Cuando personas de otros países observan a Costa Rica y se preguntan por qué este pequeño país logró avances tan significativos en educación, salud, estabilidad y democracia, la respuesta no está en la suerte. Está en nuestra historia. Lo hicimos cuando teníamos estadistas.

Pero ese legado se nos escapa entre las manos. El sistema educativo que fue orgullo nacional hoy sufre abandono y desdén. La Caja, símbolo de equidad, sobrevive entre colapsos y listas de espera.

La institucionalidad, otrora ejemplo regional, se desvanece entre el ruido político, la polarización y la mediocridad.

Y ahora que Costa Rica entra de nuevo en un proceso electoral, debemos recordar que la democracia no se sostiene sola. Debemos, con orgullo y valentía, defender al Tribunal Supremo de Elecciones (TSE), institución que ha garantizado la pureza electoral y la estabilidad democrática durante casi ocho décadas.
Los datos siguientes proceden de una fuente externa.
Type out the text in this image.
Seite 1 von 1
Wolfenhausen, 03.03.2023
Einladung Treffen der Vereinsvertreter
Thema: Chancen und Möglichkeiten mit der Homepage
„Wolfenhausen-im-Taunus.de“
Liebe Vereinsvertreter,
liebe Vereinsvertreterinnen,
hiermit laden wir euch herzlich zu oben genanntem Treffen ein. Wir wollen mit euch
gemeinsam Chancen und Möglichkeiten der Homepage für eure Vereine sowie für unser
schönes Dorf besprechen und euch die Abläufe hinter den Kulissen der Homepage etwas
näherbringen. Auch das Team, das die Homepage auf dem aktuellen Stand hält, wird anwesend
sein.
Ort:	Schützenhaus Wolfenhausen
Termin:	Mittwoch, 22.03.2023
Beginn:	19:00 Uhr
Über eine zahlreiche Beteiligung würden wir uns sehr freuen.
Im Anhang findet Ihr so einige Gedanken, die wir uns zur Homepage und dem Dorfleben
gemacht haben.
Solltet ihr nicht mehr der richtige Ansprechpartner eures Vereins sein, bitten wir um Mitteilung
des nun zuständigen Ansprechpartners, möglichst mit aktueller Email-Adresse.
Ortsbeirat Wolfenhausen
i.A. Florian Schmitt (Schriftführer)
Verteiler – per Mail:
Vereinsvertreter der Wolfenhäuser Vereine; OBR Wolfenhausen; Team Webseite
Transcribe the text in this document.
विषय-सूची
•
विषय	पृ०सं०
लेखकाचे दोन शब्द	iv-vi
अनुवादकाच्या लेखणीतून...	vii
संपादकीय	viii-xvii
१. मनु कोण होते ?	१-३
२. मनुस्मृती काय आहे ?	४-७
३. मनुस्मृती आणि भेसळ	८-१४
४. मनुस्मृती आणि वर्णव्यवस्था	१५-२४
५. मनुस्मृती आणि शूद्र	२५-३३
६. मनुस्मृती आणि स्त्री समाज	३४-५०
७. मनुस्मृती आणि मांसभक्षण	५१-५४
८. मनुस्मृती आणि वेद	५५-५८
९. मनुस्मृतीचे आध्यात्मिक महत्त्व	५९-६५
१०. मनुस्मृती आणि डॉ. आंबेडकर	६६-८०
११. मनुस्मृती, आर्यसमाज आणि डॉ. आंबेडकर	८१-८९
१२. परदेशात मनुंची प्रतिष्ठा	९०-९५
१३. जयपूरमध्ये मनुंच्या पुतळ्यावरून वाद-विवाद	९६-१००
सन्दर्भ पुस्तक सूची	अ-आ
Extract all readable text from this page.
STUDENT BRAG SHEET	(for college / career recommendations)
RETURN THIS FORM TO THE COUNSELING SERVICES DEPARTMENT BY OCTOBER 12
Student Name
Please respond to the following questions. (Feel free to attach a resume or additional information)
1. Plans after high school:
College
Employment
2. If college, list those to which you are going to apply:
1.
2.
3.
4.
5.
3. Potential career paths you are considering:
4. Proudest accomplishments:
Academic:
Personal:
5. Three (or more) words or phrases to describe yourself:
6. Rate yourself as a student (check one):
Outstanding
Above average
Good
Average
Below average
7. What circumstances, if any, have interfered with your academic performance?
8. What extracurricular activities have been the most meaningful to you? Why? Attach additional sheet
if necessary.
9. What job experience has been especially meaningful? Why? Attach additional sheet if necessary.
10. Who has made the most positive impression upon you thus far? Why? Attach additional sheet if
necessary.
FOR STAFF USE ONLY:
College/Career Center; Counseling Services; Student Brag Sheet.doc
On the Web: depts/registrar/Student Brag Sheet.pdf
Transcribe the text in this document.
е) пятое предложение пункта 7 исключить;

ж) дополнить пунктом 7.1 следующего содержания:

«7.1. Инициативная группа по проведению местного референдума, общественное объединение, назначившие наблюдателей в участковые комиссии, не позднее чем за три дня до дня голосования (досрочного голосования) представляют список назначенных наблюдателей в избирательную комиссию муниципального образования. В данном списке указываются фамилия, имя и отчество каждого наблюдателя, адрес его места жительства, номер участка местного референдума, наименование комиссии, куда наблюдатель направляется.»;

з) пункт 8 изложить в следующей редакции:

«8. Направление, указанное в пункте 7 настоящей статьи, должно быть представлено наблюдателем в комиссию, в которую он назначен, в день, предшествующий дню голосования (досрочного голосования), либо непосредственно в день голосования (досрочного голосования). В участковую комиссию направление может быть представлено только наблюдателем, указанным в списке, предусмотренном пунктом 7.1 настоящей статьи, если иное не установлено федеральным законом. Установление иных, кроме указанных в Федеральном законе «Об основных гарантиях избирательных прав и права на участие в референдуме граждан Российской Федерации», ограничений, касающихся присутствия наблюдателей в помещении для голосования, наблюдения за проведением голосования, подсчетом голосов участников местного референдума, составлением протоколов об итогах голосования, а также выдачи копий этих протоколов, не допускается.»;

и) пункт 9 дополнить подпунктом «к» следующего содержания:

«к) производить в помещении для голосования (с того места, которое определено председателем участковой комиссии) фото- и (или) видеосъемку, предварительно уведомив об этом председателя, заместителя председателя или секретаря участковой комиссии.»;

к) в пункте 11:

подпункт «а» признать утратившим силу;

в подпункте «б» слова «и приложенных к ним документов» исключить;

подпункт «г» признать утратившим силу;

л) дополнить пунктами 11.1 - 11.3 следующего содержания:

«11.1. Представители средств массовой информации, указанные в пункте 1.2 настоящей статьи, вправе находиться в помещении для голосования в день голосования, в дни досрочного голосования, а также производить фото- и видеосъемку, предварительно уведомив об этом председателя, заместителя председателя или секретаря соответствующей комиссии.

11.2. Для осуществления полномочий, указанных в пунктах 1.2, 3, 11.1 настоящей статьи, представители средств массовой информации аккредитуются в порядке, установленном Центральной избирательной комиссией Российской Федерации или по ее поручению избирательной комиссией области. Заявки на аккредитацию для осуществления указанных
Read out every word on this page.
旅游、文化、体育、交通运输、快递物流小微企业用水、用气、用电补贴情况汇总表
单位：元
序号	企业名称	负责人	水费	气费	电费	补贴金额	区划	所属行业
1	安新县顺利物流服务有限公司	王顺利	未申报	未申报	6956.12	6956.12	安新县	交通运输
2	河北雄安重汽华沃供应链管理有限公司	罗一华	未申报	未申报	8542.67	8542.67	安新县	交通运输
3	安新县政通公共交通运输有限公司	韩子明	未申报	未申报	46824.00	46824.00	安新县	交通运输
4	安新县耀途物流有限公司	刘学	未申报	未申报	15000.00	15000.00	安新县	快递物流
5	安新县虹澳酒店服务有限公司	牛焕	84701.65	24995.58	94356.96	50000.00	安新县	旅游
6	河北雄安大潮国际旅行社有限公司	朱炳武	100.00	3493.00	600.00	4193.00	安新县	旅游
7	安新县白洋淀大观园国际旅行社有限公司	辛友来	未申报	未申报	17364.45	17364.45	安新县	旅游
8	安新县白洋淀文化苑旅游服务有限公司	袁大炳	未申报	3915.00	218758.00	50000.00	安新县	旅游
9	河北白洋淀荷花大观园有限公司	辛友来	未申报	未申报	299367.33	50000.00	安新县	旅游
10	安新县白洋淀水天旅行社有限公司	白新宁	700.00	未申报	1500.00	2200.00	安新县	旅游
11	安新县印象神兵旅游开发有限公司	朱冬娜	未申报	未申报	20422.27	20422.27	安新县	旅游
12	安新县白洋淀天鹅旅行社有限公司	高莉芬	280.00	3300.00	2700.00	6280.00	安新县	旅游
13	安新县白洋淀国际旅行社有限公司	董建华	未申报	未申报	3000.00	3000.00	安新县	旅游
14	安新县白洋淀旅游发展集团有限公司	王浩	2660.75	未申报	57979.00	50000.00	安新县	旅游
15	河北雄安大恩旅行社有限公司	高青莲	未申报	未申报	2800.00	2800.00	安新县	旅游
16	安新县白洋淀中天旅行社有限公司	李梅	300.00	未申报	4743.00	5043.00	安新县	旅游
El TSE no solo cuenta votos; cuida la voluntad popular, preserva la paz y da sentido a nuestra convivencia cívica. Defenderlo hoy es un acto de patriotismo, no de partido. Es honrar el legado de quienes construyeron este país con visión y decencia.

Costa Rica necesita volver a pensar en grande. Necesita recuperar la altura moral, la serenidad y la visión de país que caracterizó a sus mejores líderes.

No necesitamos más gerentes del poder, necesitamos estadistas. De esos que siembran futuro, aunque no les toque cosecharlo.